Photo : Atilio A. Boron
Nicolás Maduro a annoncé dimanche 31 mars un plan de rationnement électrique de 30 jours pour faire face à cette véritable crise électrique. Le plan est accompagné par un approvisionnement en eau, puisqu’une grande majorité des Vénézuéliens n’ont pas encore d’eau dans leurs maisons.

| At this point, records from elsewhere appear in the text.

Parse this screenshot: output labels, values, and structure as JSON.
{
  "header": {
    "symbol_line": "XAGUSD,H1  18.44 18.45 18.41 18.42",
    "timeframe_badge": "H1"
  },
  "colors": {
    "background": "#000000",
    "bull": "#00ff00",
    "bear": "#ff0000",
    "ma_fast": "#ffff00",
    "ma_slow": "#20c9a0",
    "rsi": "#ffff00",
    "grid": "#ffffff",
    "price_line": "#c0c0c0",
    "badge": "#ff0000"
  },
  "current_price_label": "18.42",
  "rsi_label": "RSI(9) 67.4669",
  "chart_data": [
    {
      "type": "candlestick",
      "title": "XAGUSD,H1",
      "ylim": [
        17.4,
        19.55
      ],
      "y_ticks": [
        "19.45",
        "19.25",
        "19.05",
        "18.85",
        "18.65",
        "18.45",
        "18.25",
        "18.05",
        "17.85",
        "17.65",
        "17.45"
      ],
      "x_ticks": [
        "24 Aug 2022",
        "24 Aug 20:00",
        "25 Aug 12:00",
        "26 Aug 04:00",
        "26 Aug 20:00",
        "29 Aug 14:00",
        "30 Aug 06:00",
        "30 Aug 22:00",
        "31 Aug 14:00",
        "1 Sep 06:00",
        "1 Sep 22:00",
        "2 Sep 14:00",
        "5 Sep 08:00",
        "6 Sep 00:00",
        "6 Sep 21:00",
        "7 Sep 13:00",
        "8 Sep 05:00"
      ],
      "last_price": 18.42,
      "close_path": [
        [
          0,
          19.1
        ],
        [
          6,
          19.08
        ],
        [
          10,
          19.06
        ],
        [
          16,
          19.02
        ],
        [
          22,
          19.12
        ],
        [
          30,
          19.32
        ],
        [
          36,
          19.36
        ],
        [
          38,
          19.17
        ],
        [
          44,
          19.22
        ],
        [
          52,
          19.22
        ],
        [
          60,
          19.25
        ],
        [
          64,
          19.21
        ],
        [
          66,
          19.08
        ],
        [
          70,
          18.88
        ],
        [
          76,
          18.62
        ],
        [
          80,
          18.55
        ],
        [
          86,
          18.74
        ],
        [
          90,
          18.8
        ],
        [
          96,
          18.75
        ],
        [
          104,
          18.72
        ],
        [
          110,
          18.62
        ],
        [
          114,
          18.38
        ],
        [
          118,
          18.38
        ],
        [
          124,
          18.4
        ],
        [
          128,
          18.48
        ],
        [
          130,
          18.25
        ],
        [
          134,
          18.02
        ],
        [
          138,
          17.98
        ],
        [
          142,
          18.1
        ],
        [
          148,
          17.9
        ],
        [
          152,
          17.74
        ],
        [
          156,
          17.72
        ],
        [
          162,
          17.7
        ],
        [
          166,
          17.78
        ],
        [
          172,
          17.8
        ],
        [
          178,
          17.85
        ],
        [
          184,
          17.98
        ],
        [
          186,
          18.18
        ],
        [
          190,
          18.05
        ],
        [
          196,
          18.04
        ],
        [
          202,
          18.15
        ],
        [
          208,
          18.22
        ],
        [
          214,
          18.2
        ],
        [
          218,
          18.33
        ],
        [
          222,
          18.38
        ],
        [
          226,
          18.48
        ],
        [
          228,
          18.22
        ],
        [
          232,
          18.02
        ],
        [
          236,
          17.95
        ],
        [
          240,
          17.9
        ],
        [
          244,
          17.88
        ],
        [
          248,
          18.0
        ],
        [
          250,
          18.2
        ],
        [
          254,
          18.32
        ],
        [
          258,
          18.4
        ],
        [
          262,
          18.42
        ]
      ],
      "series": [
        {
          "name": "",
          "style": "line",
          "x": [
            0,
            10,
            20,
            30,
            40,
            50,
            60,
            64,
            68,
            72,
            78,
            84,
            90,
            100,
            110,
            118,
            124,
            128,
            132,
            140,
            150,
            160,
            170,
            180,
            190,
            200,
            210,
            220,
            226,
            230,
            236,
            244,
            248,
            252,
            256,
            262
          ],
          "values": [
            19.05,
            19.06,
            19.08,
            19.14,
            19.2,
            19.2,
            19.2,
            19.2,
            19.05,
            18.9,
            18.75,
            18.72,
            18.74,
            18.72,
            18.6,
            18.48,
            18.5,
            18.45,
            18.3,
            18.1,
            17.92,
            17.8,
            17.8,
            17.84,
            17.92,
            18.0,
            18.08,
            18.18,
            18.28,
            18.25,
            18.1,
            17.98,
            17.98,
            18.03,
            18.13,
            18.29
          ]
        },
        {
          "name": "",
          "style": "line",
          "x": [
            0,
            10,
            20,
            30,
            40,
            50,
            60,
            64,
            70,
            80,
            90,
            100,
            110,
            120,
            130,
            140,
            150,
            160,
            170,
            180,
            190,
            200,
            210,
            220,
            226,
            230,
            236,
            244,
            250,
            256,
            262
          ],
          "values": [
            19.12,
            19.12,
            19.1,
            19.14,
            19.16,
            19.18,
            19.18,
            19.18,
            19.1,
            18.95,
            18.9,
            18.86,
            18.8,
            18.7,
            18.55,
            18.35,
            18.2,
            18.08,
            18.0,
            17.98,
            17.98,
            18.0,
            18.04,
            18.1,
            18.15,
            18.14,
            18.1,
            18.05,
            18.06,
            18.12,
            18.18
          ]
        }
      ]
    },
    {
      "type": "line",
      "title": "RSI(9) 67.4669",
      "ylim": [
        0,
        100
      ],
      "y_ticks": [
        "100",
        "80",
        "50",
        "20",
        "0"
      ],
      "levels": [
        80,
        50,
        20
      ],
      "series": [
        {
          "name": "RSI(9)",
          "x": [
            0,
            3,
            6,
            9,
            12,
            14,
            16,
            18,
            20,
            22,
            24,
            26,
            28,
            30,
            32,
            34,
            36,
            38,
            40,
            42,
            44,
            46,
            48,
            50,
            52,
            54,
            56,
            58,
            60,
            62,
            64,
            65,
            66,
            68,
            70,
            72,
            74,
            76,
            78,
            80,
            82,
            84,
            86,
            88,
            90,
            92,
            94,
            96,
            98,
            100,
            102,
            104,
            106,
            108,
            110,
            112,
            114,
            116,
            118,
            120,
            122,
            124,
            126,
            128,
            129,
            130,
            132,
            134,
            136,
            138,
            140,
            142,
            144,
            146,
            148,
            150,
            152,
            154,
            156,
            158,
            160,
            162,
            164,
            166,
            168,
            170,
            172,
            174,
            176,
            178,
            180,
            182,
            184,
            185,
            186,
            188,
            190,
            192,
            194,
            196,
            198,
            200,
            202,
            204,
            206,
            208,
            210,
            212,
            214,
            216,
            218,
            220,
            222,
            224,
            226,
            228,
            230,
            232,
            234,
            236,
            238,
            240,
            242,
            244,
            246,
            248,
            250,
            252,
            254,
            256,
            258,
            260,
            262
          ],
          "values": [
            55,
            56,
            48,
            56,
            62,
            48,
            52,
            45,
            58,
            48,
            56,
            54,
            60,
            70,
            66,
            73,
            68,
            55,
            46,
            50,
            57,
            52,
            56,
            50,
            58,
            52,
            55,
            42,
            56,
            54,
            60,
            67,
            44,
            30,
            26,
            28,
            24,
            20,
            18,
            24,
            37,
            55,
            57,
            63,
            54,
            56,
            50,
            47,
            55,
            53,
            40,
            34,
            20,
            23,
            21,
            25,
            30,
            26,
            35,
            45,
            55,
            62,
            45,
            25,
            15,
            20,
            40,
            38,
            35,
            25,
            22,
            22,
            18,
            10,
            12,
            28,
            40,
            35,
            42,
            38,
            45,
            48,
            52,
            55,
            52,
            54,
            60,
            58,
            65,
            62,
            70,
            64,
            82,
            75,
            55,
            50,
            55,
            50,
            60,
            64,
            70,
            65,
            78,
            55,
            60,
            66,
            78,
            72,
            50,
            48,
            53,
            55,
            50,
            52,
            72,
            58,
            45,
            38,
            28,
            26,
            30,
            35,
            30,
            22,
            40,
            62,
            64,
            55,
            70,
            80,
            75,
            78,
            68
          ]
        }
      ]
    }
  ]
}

Cependant, l’Association vénézuélienne d’ingénierie électrique et mécanique (AVIEM) a souligné que, sans une profonde intervention dans les centrales électriques, le problème pourrait demeurer pendant des années. «Ce problème va continuer, la situation est gravissime, il y aura d’autres pannes de courant et du rationnement […]. Tout le système électrique produit à peine entre 5500 et 6000 mégawatts quand il devrait en produire 34000» a expliqué le président de l’AVIEM Winston Cabas.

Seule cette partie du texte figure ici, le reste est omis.